The two major sources of revenue — property tax and octroi — of the county’s richest municipal corporation are on a downward slide.
While property tax revenue fell by almost Rs 278 crore compared to last year, octroi collection increased only by Rs 6 crore, to Rs 4,520 crore. That is not even a 1 per cent rise over last year’s octroi revenue of Rs 4,514 crore.
“While octroi collection has risen over last year’s figure, it’s actually not remarkable given that the department normally posts at least a 10 per cent rise over the previous year,” said an official from the department on condition of anonymity.
However, SS Shinde, joint municipal commissioner, said: “We are achieving our target revenue.
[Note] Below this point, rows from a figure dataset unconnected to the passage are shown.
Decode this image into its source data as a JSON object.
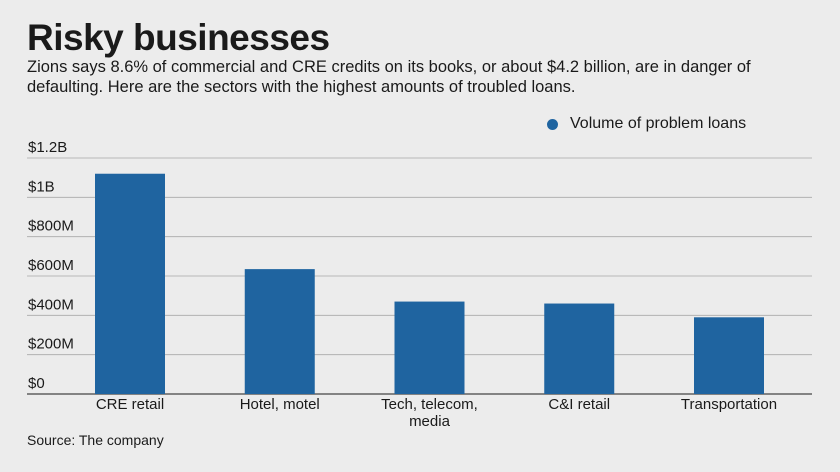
{
  "header": {
    "title": "Risky businesses",
    "subtitle": "Zions says 8.6% of commercial and CRE credits on its books, or about $4.2 billion, are in danger of defaulting. Here are the sectors with the highest amounts of troubled loans."
  },
  "legend": {
    "label": "Volume of problem loans",
    "color": "#1f64a0"
  },
  "footer": {
    "source": "Source: The company"
  },
  "chart_data": {
    "type": "bar",
    "categories": [
      "CRE retail",
      "Hotel, motel",
      "Tech, telecom, media",
      "C&I retail",
      "Transportation"
    ],
    "category_lines": [
      [
        "CRE retail"
      ],
      [
        "Hotel, motel"
      ],
      [
        "Tech, telecom,",
        "media"
      ],
      [
        "C&I retail"
      ],
      [
        "Transportation"
      ]
    ],
    "series": [
      {
        "name": "Volume of problem loans",
        "values": [
          1120,
          635,
          470,
          460,
          390
        ]
      }
    ],
    "value_unit": "millions of dollars",
    "ylim": [
      0,
      1200
    ],
    "yticks": [
      0,
      200,
      400,
      600,
      800,
      1000,
      1200
    ],
    "ytick_labels": [
      "$0",
      "$200M",
      "$400M",
      "$600M",
      "$800M",
      "$1B",
      "$1.2B"
    ],
    "grid": true,
    "legend_position": "top-right",
    "bar_color": "#1f64a0",
    "grid_color": "#a8a8a8"
  }
}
The recession was a factor but we have recovered more than we expected”.
The octroi department
contributes one fifth of the municipal corporation’s annual budget.
The octroi department has been the prime revenue-generating department for the BMC, followed by property tax.
This year, the BMC expected Rs 2,887 crore from property tax, but reached only Rs 2,609 crore.
Civic officials had set optimistic targets for property tax collections based on their perception of improving market conditions.
Their failure to meet those targets will likely mean cuts in funding for water supply, road construction and other civic projects.
The BMC, with a budget over Rs 20,000 crore for this year, is facing a financial crunch having seen a roughly 15 per cent dip in its revenues and a 31 per cent increase in establishment costs due to hikes in staff salaries.
Fearing a cash crunch, the BMC has decided to focus on its primary functions, including water supply and sanitation, with other services getting less resources.
Now, civic officials are hopeful that with the economy picking up, their collections for the next financial year 2010-11 will improve.
“We increased octroi vigils at our five check posts, which is how we achieved out targets,” said Shinde.